As the years passed the ministry continued to grow so a permanent home was needed. The mission moved to their present location at 1112 East Franklin Avenue where the ministry changed to include more families and children. Here Sandvik and Nye created programs to help the needy of the neighborhood telling the children and adults that they are valuable because God values them.
Marie Sandvik died in 1992 and her work was carried on by Doris Nye until her death April 2005, and the work now continues under the leadership of Director, Kristen Hink, Assistant Director, Laurie Whitmore and a dedicated staff of paid workers and volunteers.
After replacing the Angelo’s Bar liquor sign with a neon cross, using all of her money to bring in some chairs and a piano, and putting a large oil painting of the Savior in the front window, Marie Sandvik began her ministry with the people of Minneapolis. At 121 Nicollet Avenue, she turned a run-down bar into a place where people could come in from the fierce Minnesota weather to warm up with a hot cup of coffee and listen to Marie Sandvik tell them about the grace of Christ.

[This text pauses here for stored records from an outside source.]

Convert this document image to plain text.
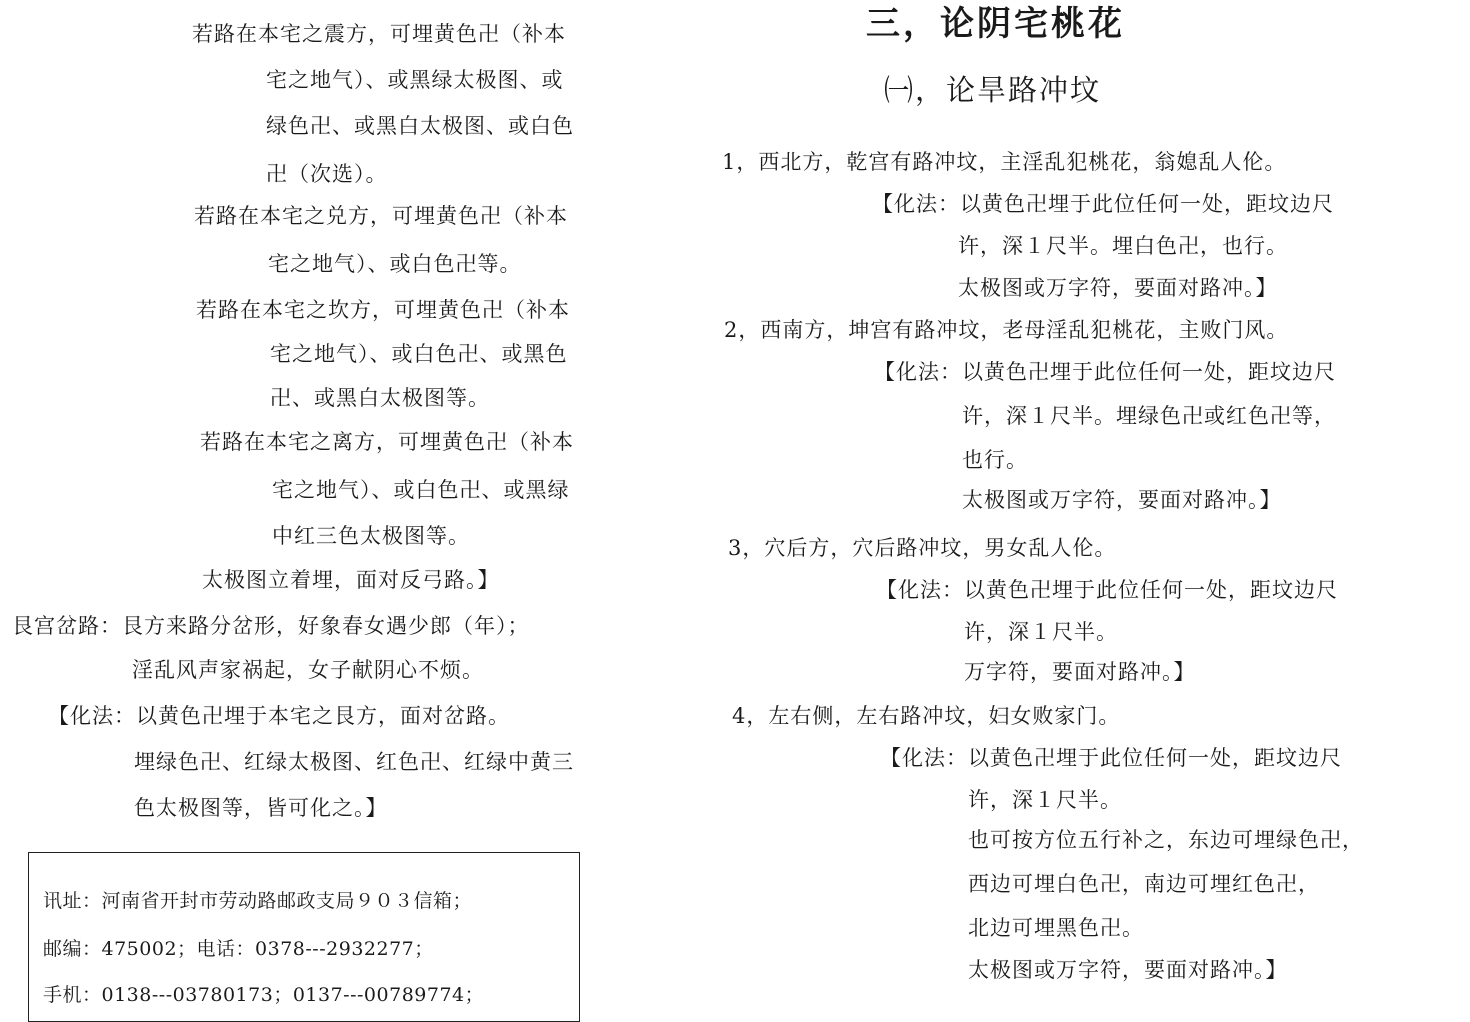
若路在本宅之震方，可埋黄色卍（补本
宅之地气）、或黑绿太极图、或
绿色卍、或黑白太极图、或白色
卍（次选）。
若路在本宅之兑方，可埋黄色卍（补本
宅之地气）、或白色卍等。
若路在本宅之坎方，可埋黄色卍（补本
宅之地气）、或白色卍、或黑色
卍、或黑白太极图等。
若路在本宅之离方，可埋黄色卍（补本
宅之地气）、或白色卍、或黑绿
中红三色太极图等。
太极图立着埋，面对反弓路。】
艮宫岔路：艮方来路分岔形，好象春女遇少郎（年）；
淫乱风声家祸起，女子献阴心不烦。
【化法：以黄色卍埋于本宅之艮方，面对岔路。
埋绿色卍、红绿太极图、红色卍、红绿中黄三
色太极图等，皆可化之。】
讯址：河南省开封市劳动路邮政支局９０３信箱；
邮编：475002；电话：0378---2932277；
手机：0138---03780173；0137---00789774；
三，论阴宅桃花
㈠，论旱路冲坟
1，西北方，乾宫有路冲坟，主淫乱犯桃花，翁媳乱人伦。
【化法：以黄色卍埋于此位任何一处，距坟边尺
许，深１尺半。埋白色卍，也行。
太极图或万字符，要面对路冲。】
2，西南方，坤宫有路冲坟，老母淫乱犯桃花，主败门风。
【化法：以黄色卍埋于此位任何一处，距坟边尺
许，深１尺半。埋绿色卍或红色卍等，
也行。
太极图或万字符，要面对路冲。】
3，穴后方，穴后路冲坟，男女乱人伦。
【化法：以黄色卍埋于此位任何一处，距坟边尺
许，深１尺半。
万字符，要面对路冲。】
4，左右侧，左右路冲坟，妇女败家门。
【化法：以黄色卍埋于此位任何一处，距坟边尺
许，深１尺半。
也可按方位五行补之，东边可埋绿色卍，
西边可埋白色卍，南边可埋红色卍，
北边可埋黑色卍。
太极图或万字符，要面对路冲。】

After a few years, Marie Sandvik mission was becoming more than she could handle. Through many prayers, the Lord sent her a lifelong partner in Doris Nye. The two women worked together equipping their three upper floors as a shelter for men and boys, making an additional $4,000 in repairs, and turning Angelo’s Bar into a non-profit Christian Organization.
The Minneapolis Revival Mission remained at 121 Nicollet Ave from June 11, 1940-1960. In 1960 without getting their spirits down, the two women moved their work to 56 East Hennepin.

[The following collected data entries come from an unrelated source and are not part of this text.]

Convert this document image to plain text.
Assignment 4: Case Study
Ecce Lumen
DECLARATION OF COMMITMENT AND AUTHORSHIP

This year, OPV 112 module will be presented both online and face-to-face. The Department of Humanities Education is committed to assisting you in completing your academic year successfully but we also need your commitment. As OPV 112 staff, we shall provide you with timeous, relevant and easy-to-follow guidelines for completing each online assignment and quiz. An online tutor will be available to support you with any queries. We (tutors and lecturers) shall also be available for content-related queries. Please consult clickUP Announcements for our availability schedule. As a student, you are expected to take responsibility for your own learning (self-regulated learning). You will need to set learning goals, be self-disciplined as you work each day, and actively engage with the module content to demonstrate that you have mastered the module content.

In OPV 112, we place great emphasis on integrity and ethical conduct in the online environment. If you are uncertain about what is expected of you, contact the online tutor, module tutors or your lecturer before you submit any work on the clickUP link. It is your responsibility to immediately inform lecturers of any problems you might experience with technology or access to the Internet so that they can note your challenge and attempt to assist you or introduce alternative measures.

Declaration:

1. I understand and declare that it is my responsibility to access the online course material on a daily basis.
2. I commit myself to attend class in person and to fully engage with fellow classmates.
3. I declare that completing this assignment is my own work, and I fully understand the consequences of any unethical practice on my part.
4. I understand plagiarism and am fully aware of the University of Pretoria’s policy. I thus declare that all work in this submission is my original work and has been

In 1970, Marie Sandvik and Miss Nye got help from Signe Anderson, who was a member on the Model City Commission, and bought additional property at 1112 East Franklin Avenue to become their new children’s center. For two years they kept both buildings, but once again, in 1972, the city of Minneapolis bought out their property at 56 East Hennepin and restored the land into Historical Nicollet Island.
Adding a women’s shelter across the street, building a gymnasium, remodeling a new chapel and classrooms to accommodate their rising numbers, the Marie Sandvik Center became a permanent fixture on the crowded streets of Franklin Avenue.